Second, OLPC founder Nicholas Negroponte posing (sort of) with my first Booki-produced book:

http://www.flickr.com/photos/curiouslee/5078796472/

Booki can create E-Books in PDF and EPUB formats, as well as printed books in standard sizes (like Crown Quarto) and "newspaper" format. So not only can you convert printed books into E-Books, you can also use free EPUBs from the Internet Archive to reissue an out of print book.
spamsickle
Posts: 596
Joined: 06 Jun 2009, 23:57

Re: My FLOSS Manual On E-Books

Post by spamsickle »

Really great resource. I've only read through page 20 so far, but I had to pause to say I've already learned a lot I didn't know. Thanks for making it available.
JDSimmons

Re: My FLOSS Manual On E-Books

Post by JDSimmons »

I finally got "E-Book Enlightenment: Reading And Leading With One Laptop Per Child" in good enough shape to publish, and this morning it is available on the Kindle Store. The price is higher for this book than it was for my previous one because Amazon has minimum prices based on file sizes. Where the earlier book was mostly code listings, the new one contains lots of screen shots, sample page images, etc.

You can see out the book here:

http://www.amazon.com/dp/B005BYST5I

As with my other books, I put it on the Kindle Store to expose it to an audience that would not normally look at archive.org. The book is available for free at archive.org, in PDF, EPUB, and MOBI formats. The PDF is suitable for printing as a Crown Quarto sized book. The EPUB has extra artwork and fancy dropcaps that are not supported well on the Kindle.

The link for archive.org is:

http://www.archive.org/details/EBookEnlightenment

If you'd like to check out all my donations to archive.org you may do so here:

http://www.archive.org/search.php?query ... pe%3Atexts

Most of these books were created using a book scanner like the one described on this site.
LHemphillix

Re: My FLOSS Manual On E-Books

Post by LHemphillix »

Tim wrote: I can't say that Mediawiki (the Wiki engine behind Wikipedia) is better than OBJAVI, but it certainly does table of contents and has the ability to facilitate printed pdf books. I don't know about other formats. I really like the idea of putting together and selling an ebook that consolidates the best advice from these forums. It could pay for the webhosting at least. The advantage of Mediawiki is that many people are familiar with its syntax from Wikipedia.

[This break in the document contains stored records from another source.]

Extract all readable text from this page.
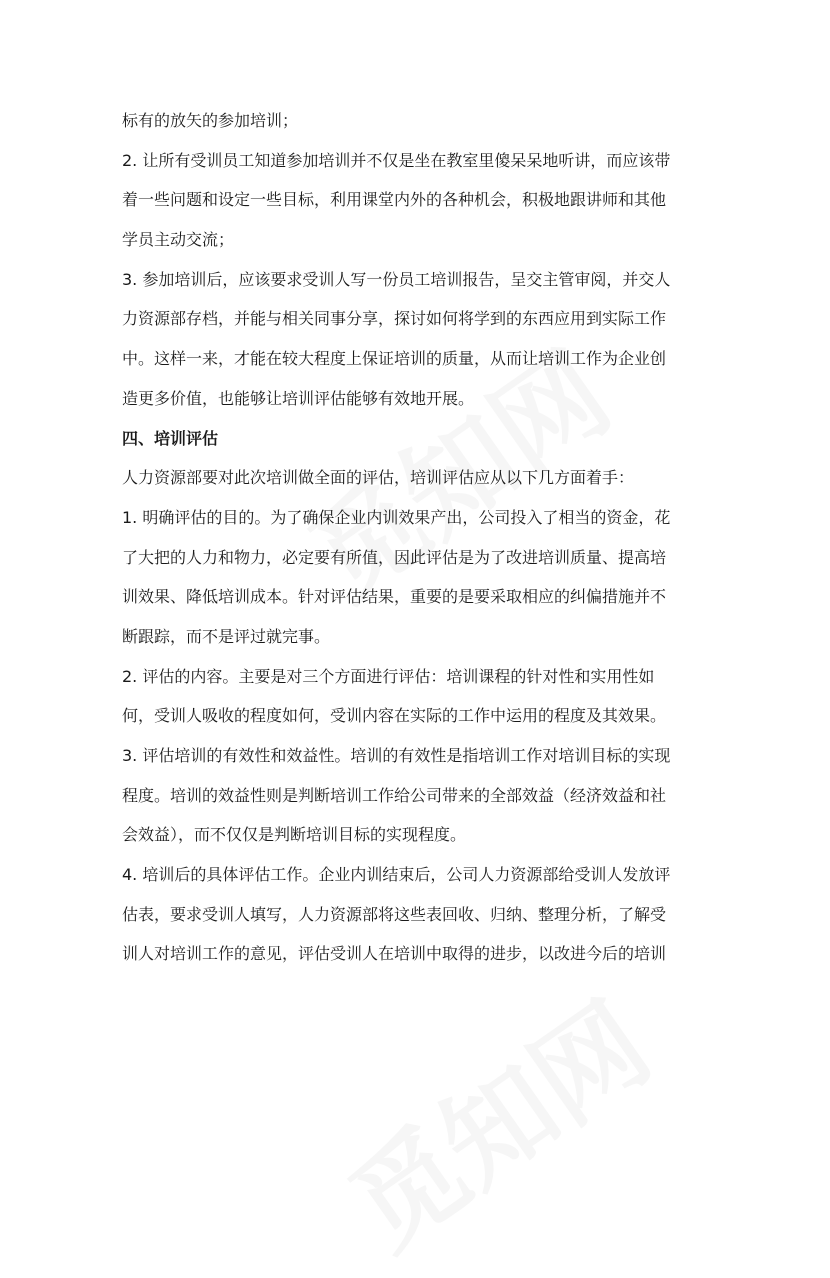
标有的放矢的参加培训；
2. 让所有受训员工知道参加培训并不仅是坐在教室里傻呆呆地听讲，而应该带
着一些问题和设定一些目标，利用课堂内外的各种机会，积极地跟讲师和其他
学员主动交流；
3. 参加培训后，应该要求受训人写一份员工培训报告，呈交主管审阅，并交人
力资源部存档，并能与相关同事分享，探讨如何将学到的东西应用到实际工作
中。这样一来，才能在较大程度上保证培训的质量，从而让培训工作为企业创
造更多价值，也能够让培训评估能够有效地开展。
四、培训评估
人力资源部要对此次培训做全面的评估，培训评估应从以下几方面着手：
1. 明确评估的目的。为了确保企业内训效果产出，公司投入了相当的资金，花
了大把的人力和物力，必定要有所值，因此评估是为了改进培训质量、提高培
训效果、降低培训成本。针对评估结果，重要的是要采取相应的纠偏措施并不
断跟踪，而不是评过就完事。
2. 评估的内容。主要是对三个方面进行评估：培训课程的针对性和实用性如
何，受训人吸收的程度如何，受训内容在实际的工作中运用的程度及其效果。
3. 评估培训的有效性和效益性。培训的有效性是指培训工作对培训目标的实现
程度。培训的效益性则是判断培训工作给公司带来的全部效益（经济效益和社
会效益），而不仅仅是判断培训目标的实现程度。
4. 培训后的具体评估工作。企业内训结束后，公司人力资源部给受训人发放评
估表，要求受训人填写，人力资源部将这些表回收、归纳、整理分析，了解受
训人对培训工作的意见，评估受训人在培训中取得的进步，以改进今后的培训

This is interesting. To be honest I never heard about OBJAVI but I know Mediawiki and I really like the syntax of Mediawiki. At the moment I am looking for a good website hosting and I just wanted to ask if someone of you has any recommendations regarding a good web host. I would love to have a website which I can use for writing about different ebooks and maybe sell some via affiliate links.